While adults who have been through overwhelming trauma can suffer a psychic numbing, blocking out memory of or feeling about the catastrophe, children's psyches often handle it differently. They less often become numb to the trauma, Terr believes, because they use fantasy, play, and daydreams to recall and rethink their ordeals. Such voluntary replays of trauma seem to head off the need for damming them up in potent memories that can later burst through as flashbacks. If the trauma is minor, such as going to the dentist for a filling, just once or twice may be enough. But if it's overwhelming, a child needs endless repetitions, replaying the trauma over and over again in a grim, monotonous ritual.

One way to get at the picture frozen in the amygdala is through art, which itself is a medium of the unconscious. The emotional brain is highly attuned to symbolic meanings and to the mode Freud called the "primary process": the messages of metaphor, story, myth, the arts. This avenue is often used in treating traumatized children. Sometimes art can open the way for children to talk about a moment of horror that they would not dare speak of otherwise.

Spencer Eth, the Los Angeles child psychiatrist who specializes in treating such children, tells of a five-year-old boy who had been kidnapped with his mother by her ex-lover. The man brought them to a motel room, where he ordered the boy to hide under a blanket while he beat the mother to death. The boy was, understandably, reluctant to talk with Eth about the mayhem he had heard and seen while underneath the blanket. So Eth asked him to draw a picture—any picture.

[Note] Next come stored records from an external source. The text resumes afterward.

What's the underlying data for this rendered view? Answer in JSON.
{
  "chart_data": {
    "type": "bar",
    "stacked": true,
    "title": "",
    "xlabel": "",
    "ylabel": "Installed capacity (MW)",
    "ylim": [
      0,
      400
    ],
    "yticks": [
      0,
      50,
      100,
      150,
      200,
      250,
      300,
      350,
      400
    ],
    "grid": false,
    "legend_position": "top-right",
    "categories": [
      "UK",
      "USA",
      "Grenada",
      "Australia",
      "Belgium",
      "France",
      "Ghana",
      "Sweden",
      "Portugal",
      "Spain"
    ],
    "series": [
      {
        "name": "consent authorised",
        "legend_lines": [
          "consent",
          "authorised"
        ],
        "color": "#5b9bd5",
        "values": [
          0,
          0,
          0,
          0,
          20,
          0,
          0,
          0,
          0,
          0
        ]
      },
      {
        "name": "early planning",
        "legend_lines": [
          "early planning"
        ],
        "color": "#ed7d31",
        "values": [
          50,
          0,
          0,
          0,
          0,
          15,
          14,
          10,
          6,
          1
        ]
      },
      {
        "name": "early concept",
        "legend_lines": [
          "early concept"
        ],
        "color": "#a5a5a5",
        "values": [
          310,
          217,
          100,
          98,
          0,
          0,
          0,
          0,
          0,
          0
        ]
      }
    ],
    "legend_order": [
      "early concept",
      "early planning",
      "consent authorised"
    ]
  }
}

The drawing was of a race-car driver who had a strikingly large pair of eyes, Eth recalls. The huge eyes Eth took to refer to the boy's own daring in peeking at the killer. Such hidden references to the traumatic scene almost always appear in the artwork of traumatized children; Eth has made having such children draw a picture the opening gambit in therapy. The potent memories that preoccupy them intrude in their art just as in their thoughts. Beyond that, the act of drawing is itself therapeutic, beginning the process of mastering the trauma.